Step Two: The Apple ID Upload – Per the case, Apple knows the Apple ID onto which a gift card is added. In fact, an iTunes gift card must be uploaded to an Apple ID, which identifies the account through which customers interact with Apple and the iTunes store, before being used. Apple reserves the right to void the stored value of a gift card if it so much as suspects the iTunes store credit was obtained fraudulently, according to the complaint.
Step Three:Spending Stored Value on an App – The lawsuit says Apple also knows where an Apple ID holder spends the value of an iTunes gift card within the company’s App Store ecosystem given each purchase is traced back to the individual’s unique Apple ID. By this point, Apple knows the retail store where an iTunes gift card was bought, the Apple ID onto which the card’s value was uploaded, and the apps or iTunes products on which the money was spent.
Step Four: Payment of Money (Minus Apple’s Commission) – Lastly, the defendant knows the identity and financial account details of the App and iTunes store proprietors who receive money from gift card-made purchases given Apple sends them their cut of the sale in four to six weeks, the case says.
Also at Apple’s disposal is a tool called “reverse mapping.” According to the suit, a victim can call Apple and provide a scammed gift card number that the company can then use to determine which Apple ID and which App or iTunes Store products were involved in the conversion of the scammed gift card number into U.S. dollars, the complaint adds. Moreover, Apple has the capability to review Apple ID and App and iTunes Store transactional data to check on any other potentially suspect transactions, over which the company can suspend an offending Apple ID and app, the lawsuit says.

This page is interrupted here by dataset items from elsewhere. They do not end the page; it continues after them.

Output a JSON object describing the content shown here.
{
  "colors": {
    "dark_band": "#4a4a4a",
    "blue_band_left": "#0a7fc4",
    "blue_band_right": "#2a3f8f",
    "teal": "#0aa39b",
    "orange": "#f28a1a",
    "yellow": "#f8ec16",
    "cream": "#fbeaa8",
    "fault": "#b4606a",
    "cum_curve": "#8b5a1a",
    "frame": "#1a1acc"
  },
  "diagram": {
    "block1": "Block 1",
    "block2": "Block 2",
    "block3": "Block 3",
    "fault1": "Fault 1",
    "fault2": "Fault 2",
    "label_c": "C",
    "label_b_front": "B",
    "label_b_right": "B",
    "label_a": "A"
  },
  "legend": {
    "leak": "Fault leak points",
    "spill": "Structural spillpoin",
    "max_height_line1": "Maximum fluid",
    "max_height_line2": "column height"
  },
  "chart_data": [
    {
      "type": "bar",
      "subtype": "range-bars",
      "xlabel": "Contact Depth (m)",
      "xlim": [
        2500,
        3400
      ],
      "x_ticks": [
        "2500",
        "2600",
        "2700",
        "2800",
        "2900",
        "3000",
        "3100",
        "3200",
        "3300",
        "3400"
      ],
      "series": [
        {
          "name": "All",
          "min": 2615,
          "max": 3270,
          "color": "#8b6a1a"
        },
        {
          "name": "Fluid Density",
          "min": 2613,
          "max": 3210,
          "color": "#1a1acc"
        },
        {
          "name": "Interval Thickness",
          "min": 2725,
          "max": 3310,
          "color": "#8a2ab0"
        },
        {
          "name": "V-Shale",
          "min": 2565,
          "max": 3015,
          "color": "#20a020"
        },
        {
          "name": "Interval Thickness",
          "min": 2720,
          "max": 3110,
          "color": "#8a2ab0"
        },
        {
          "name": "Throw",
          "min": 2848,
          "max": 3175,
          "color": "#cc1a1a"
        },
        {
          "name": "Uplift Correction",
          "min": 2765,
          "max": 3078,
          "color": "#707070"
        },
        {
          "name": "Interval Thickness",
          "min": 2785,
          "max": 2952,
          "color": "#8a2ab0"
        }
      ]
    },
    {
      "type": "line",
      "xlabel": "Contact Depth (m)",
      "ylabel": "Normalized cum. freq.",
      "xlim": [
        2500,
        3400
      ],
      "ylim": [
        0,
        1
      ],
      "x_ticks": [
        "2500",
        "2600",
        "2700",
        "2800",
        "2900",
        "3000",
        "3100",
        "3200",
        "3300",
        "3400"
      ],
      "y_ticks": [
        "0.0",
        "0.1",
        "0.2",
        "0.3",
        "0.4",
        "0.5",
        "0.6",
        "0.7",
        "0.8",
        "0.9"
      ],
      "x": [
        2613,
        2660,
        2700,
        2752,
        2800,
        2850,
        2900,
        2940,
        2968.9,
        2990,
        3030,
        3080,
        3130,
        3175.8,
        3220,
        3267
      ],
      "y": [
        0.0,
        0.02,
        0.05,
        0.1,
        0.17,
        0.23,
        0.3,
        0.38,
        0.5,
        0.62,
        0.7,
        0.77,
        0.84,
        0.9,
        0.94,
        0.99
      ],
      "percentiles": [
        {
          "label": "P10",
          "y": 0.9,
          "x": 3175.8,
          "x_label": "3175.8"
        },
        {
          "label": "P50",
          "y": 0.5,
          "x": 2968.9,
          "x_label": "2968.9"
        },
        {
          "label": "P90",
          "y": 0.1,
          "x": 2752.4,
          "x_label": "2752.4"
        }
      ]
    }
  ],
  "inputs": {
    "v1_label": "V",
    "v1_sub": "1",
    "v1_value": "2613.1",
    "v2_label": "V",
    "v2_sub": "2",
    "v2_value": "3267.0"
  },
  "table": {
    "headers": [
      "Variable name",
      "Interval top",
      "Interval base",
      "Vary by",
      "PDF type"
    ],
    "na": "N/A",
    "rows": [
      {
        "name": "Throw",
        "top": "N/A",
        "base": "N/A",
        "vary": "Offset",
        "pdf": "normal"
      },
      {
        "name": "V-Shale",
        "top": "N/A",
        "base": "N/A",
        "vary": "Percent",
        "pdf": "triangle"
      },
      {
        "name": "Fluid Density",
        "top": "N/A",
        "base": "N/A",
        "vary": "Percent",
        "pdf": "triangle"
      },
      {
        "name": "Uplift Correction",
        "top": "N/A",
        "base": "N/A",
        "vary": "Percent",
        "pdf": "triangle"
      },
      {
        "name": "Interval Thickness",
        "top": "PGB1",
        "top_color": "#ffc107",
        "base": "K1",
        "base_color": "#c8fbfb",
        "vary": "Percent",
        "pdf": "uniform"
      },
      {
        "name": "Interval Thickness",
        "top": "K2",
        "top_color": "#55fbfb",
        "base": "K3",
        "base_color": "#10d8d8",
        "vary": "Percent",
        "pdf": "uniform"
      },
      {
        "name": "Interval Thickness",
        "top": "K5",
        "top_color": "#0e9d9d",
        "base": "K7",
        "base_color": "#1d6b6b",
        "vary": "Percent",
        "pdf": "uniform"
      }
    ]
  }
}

At the end of the day, however, Apple still keeps a piece of the iTunes gift card scam pie for itself, the complaint alleges.
“At minimum, Apple knows that it has kept 30% of the scammed gift card value,” the plaintiffs contest. “Rather than publicizing its omniscience in this Apple ‘ecosystem’ and its 30% take, Apple, as noted above, falsely tells victims that 100% of their money is irretrievable.”
Who’s covered by this lawsuit?
The lawsuit looks to cover a nationwide class of those in the U.S. who bought one or more iTunes gift cards, provided the redemption codes to people unknown to them who sought the codes under false pretenses, and were not refunded the value of the iTunes gift card(s) by Apple between January 1, 2015 and the present.
How do I sign up for the lawsuit?
You generally don’t have to do anything to “join” or be considered part of a class action lawsuit. After a case is initially filed, it usually takes time to work its way through the legal system, typically toward either a settlement or dismissal. The fact is, it may be a while before the time comes when those who might be a “class member” can submit claims for compensation.
At any rate, it’s only if and when a class action settles that a consumer would need to take action. For now, it’s best to sit tight and check back with this page for updates.